In the 19th century, Rudolph Virchow, the eminent German pathologist who was 34 when he established the science of cellular pathology (famously writing omnis cellula e cellula—every cell stems from another cell), was deeply committed to public health concerns. Virchow also recognized the connection between trichinosis in humans and consumption of undercooked pork, coining the term “zoonosis” to describe it. Virchow was not the only investigator working with human and animal microbial pathogens at the time, but it was he who initially recognized the connection and set the scientific foundation for diagnosis and management of transmissible microbial diseases.

But population health encompasses much more than transmissible microbial diseases and biothreats. The health of populations is assessed and monitored through vehicles as diverse as point-of-care testing, Pap tests, screening tests, health fairs, education, and community services. Improving the health of populations is one of three core concepts that frame the rationale for U.S. government efforts to reconfigure our health care system. The Triple Aim initiative of the Institute for Healthcare Improvement incorporates measures to: 1) improve the experience of care, 2) improve the health of populations, and 3) reduce per capita costs of health care.

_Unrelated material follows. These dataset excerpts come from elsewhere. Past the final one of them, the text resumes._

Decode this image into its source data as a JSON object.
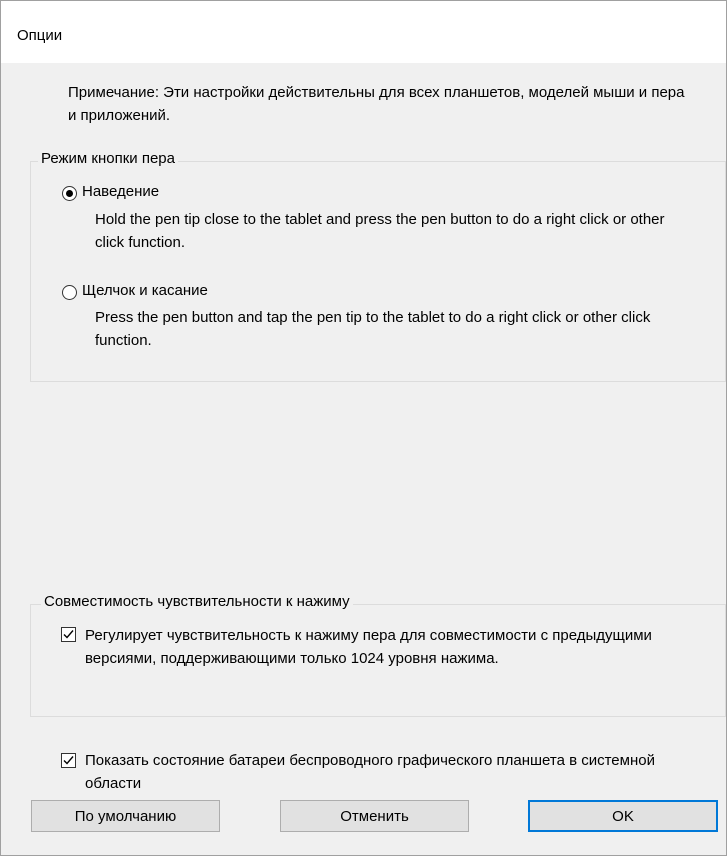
{
  "dialog": {
    "title": "Опции",
    "note": "Примечание: Эти настройки действительны для всех планшетов, моделей мыши и пера и приложений."
  },
  "pen_button_mode": {
    "label": "Режим кнопки пера",
    "selected": "hover",
    "options": [
      {
        "label": "Наведение",
        "description": "Hold the pen tip close to the tablet and press the pen button to do a right click or other click function."
      },
      {
        "label": "Щелчок и касание",
        "description": "Press the pen button and tap the pen tip to the tablet to do a right click or other click function."
      }
    ]
  },
  "pressure_compat": {
    "label": "Совместимость чувствительности к нажиму",
    "checkbox_label": "Регулирует чувствительность к нажиму пера для совместимости с предыдущими версиями, поддерживающими только 1024 уровня нажима.",
    "checked": true
  },
  "battery": {
    "checkbox_label": "Показать состояние батареи беспроводного графического планшета в системной области",
    "checked": true
  },
  "buttons": {
    "default_label": "По умолчанию",
    "cancel_label": "Отменить",
    "ok_label": "OK"
  },
  "colors": {
    "dialog_bg": "#f0f0f0",
    "accent": "#0078d7"
  }
}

This emphasis on evidence-based care and population-based thinking is encouraging; both are clearly in our wheelhouse. I hope it will drive greater interest in the power of informatics when thoughtfully employed to monitor and protect patient well-being. Those who shape priorities for CAP Learning projects understand this. Recently, they helped launch the Pathology Informatics Essentials for Residents, or PIER, project in collaboration with the Association for Pathology Informatics and the Association of Pathology Chairs. The current iteration of their new curriculum incorporates training tools to build capabilities in pathology informatics. PIER grew out of concern among pathology faculty (and prescient program directors) about the sparsely populated pipeline of residents with sufficient informatics knowledge and skill to meet current and anticipated needs. The project is ongoing; PIER Release 2 is expected this summer.

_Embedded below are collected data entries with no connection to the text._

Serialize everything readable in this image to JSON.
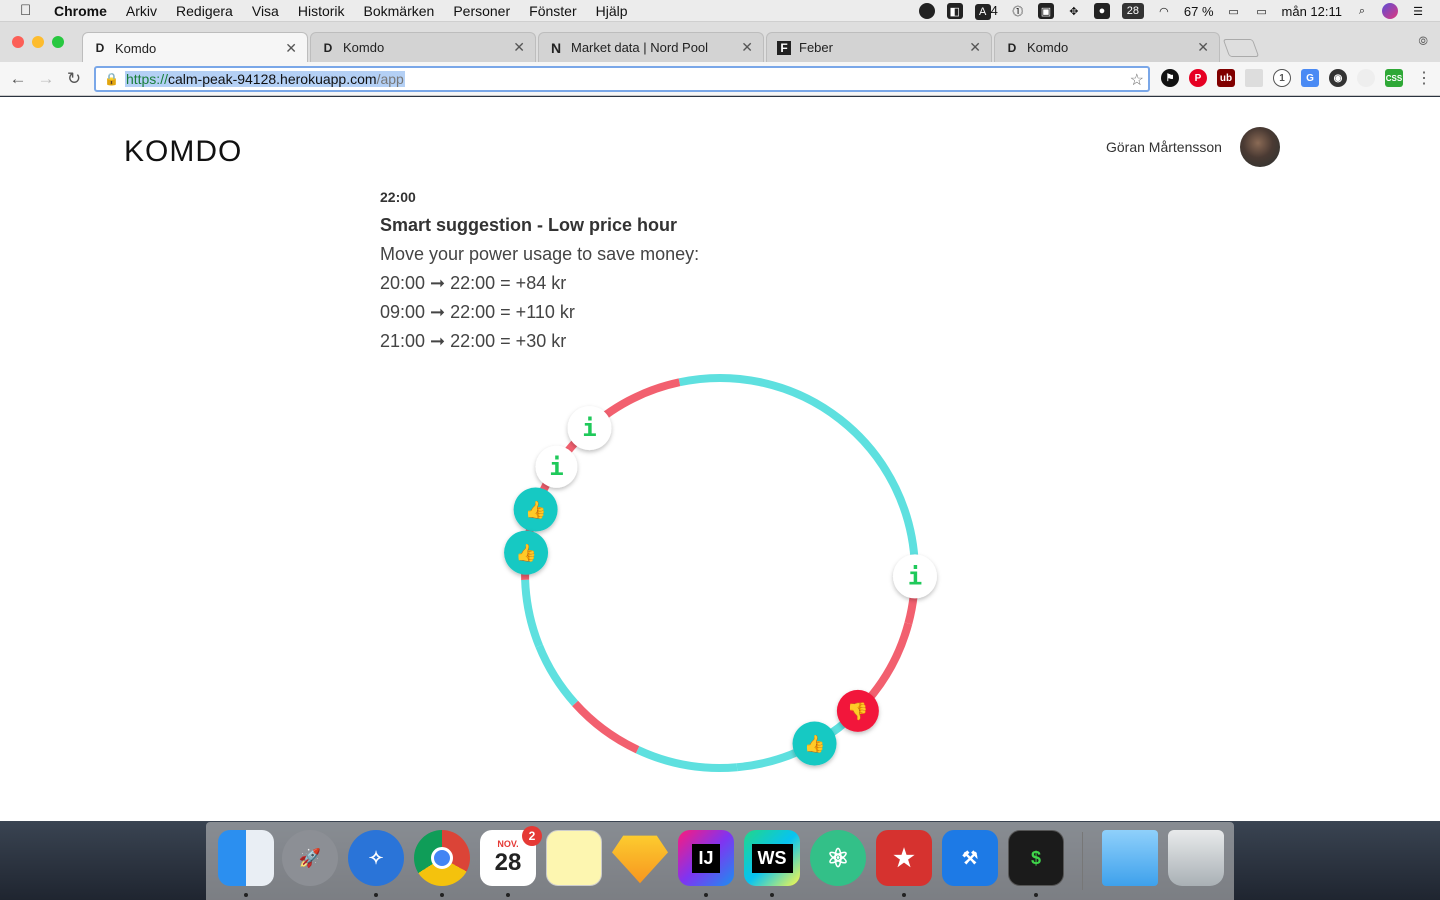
{
  "menubar": {
    "apple_icon": "apple-icon",
    "items": [
      "Chrome",
      "Arkiv",
      "Redigera",
      "Visa",
      "Historik",
      "Bokmärken",
      "Personer",
      "Fönster",
      "Hjälp"
    ],
    "status": {
      "adobe_count": "4",
      "calendar_day": "28",
      "battery": "67 %",
      "clock": "mån 12:11"
    }
  },
  "tabs": [
    {
      "title": "Komdo",
      "favicon": "D"
    },
    {
      "title": "Komdo",
      "favicon": "D"
    },
    {
      "title": "Market data | Nord Pool",
      "favicon": "N"
    },
    {
      "title": "Feber",
      "favicon": "F"
    },
    {
      "title": "Komdo",
      "favicon": "D"
    }
  ],
  "omnibox": {
    "scheme": "https://",
    "host": "calm-peak-94128.herokuapp.com",
    "path": "/app"
  },
  "header": {
    "logo": "KOMDO",
    "user_name": "Göran Mårtensson"
  },
  "suggestion": {
    "time": "22:00",
    "title": "Smart suggestion - Low price hour",
    "subtitle": "Move your power usage to save money:",
    "lines": [
      "20:00 ➞ 22:00 = +84 kr",
      "09:00 ➞ 22:00 = +110 kr",
      "21:00 ➞ 22:00 = +30 kr"
    ]
  },
  "ring": {
    "colors": {
      "cheap": "#5ee0df",
      "expensive": "#f2606f",
      "good": "#13c9c3",
      "bad": "#f2173a",
      "info": "#1fc95a"
    },
    "markers": [
      {
        "type": "info",
        "symbol": "i"
      },
      {
        "type": "info",
        "symbol": "i"
      },
      {
        "type": "good",
        "symbol": "👍"
      },
      {
        "type": "good",
        "symbol": "👍"
      },
      {
        "type": "info",
        "symbol": "i"
      },
      {
        "type": "bad",
        "symbol": "👎"
      },
      {
        "type": "good",
        "symbol": "👍"
      }
    ]
  },
  "dock": {
    "calendar_month": "NOV.",
    "calendar_day": "28",
    "calendar_badge": "2",
    "intellij": "IJ",
    "webstorm": "WS",
    "terminal": "$"
  }
}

These experiences prompt speculation about where medicine is going. We’re in transition now, but a lot of what we’re seeing plays to our strengths. Last year, the University of Massachusetts School of Medicine announced that a new medical school focused on population health would be based at my health system, Baystate Health, in 2017. Trends in undergraduate and graduate medical education are a column for another day, but CAP Learning has just launched a project aimed at better understanding member learning needs, so we’ll be talking about it soon.

However, we still need to determine how to appropriately pay for population health services, which do not fall under the traditional Part B rubric. CAP leaders have worked with the U.S. Department of Health and Human Services to identify measures that can put a number on the value of pathologist services for purposes of Medicare reimbursement. Sometimes I think that regulators and hospital administrators just don’t understand what we do, let alone how we think. The truth is, they’re not the only ones, and I worry that we haven’t found the right way to explain ourselves.

The “think global, act local” quick fix could be to take on challenges and responsibilities in our hospitals and communities that put us in a position to show why the Triple Aim concept makes infinite sense while demonstrating the critical importance of pathology and laboratory services in bringing it to fruition.